En este contexto, Ocean Protocol, un protocolo descentralizado de datos y cómputo basado en blockchain, ha planteado una cuestión provocadora: si la propiedad de los datos puede tokenizarse y los modelos de IA pueden entrenarse sin acceso directo a los datos en bruto, ¿es posible romper el juego de suma cero entre privacidad de datos y avance de la inteligencia artificial?
Resurgimiento independiente y salto tecnológico de Ocean Protocol
Ocean Protocol es un protocolo blockchain basado en Ethereum cuya misión principal es permitir que empresas e individuos creen, intercambien, compren, vendan y moneticen datos de forma segura y transparente. En esencia, Ocean es un mercado descentralizado de intercambio de datos. Los usuarios pueden buscar, subir e intercambiar conjuntos de datos estructurados en la red Ocean, construyendo un ecosistema abierto para el intercambio y la comercialización de datos de manera justa y transparente.
Desde 2025, Ocean Protocol ha experimentado varios cambios estructurales clave. El 9 de octubre de 2025, la Ocean Protocol Foundation anunció oficialmente su salida de la Artificial Superintelligence Alliance (ASI Alliance), poniendo fin al proceso de fusión de tokens con Fetch.ai y SingularityNET y restaurando OCEAN como token independiente. Este giro estratégico permitió a Ocean Protocol volver a centrarse en su hoja de ruta propia para la soberanía de los datos y la infraestructura de IA descentralizada.

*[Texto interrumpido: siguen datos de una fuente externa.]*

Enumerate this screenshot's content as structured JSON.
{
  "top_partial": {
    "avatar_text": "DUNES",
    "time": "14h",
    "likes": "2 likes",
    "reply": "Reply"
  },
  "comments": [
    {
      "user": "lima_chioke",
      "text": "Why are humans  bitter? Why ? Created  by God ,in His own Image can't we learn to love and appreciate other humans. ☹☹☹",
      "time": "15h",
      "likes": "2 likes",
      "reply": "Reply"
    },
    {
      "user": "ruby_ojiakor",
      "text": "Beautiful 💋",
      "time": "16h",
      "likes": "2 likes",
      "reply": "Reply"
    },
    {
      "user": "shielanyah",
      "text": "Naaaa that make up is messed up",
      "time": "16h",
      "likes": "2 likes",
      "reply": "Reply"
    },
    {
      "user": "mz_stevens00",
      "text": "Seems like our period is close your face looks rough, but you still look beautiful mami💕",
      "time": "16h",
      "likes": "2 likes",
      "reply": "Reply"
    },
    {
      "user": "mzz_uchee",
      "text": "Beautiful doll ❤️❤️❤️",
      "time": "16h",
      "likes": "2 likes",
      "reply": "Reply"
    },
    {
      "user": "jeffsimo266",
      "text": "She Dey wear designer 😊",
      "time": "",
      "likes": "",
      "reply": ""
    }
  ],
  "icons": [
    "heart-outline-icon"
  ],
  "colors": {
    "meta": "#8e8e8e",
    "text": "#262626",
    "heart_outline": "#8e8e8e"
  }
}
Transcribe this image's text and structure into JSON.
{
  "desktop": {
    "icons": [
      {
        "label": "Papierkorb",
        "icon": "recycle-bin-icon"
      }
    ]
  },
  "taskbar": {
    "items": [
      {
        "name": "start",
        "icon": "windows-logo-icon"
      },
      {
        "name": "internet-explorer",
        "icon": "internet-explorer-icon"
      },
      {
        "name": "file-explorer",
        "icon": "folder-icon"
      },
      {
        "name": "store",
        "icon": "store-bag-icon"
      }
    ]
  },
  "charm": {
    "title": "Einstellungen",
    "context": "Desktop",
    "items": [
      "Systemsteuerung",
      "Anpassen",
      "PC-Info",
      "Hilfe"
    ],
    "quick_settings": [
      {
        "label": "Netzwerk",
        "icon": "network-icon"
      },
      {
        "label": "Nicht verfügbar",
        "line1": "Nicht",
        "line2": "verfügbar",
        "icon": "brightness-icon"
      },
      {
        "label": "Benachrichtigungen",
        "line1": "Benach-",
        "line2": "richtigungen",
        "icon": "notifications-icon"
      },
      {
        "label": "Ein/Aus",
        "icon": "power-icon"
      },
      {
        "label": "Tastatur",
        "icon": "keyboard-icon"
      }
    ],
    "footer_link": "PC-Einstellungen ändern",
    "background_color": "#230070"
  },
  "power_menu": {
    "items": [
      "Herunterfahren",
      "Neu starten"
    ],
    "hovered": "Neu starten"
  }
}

Casi al mismo tiempo, el proyecto desplegó importantes mejoras técnicas. A finales de 2025, los Ocean Nodes entraron en su segunda fase, evolucionando de simples nodos de datos a nodos de cómputo equipados con capacidades GPU. Ahora los usuarios pueden alquilar recursos GPU directamente en la red para realizar tareas de entrenamiento e inferencia de IA, con liquidaciones en tokens OCEAN. Según la actualización oficial del cuarto trimestre de 2025, desde el lanzamiento de Ocean Nodes en agosto de 2024, la red ha crecido hasta superar los 1,7 millones de nodos en más de 70 países. La Fundación también introdujo un nuevo mecanismo de captura de valor: los beneficios generados por derivados del ecosistema (como el mercado de predicción impulsado por IA Predictoor) se utilizan para recomprar y quemar OCEAN de forma programática, generando presión deflacionaria continua.
Hitos clave: fusiones, separación y evolución de la red GPU
Para comprender la posición actual de Ocean Protocol en el mercado, es esencial repasar su desarrollo a través de los hitos más relevantes:
- 2017: Lanzamiento del proyecto Ocean Protocol, con el objetivo de construir un mercado descentralizado de datos.
- Abril de 2021: El token OCEAN alcanza un máximo histórico de aproximadamente 1,94 dólares, impulsado por el auge de la narrativa de la economía de datos.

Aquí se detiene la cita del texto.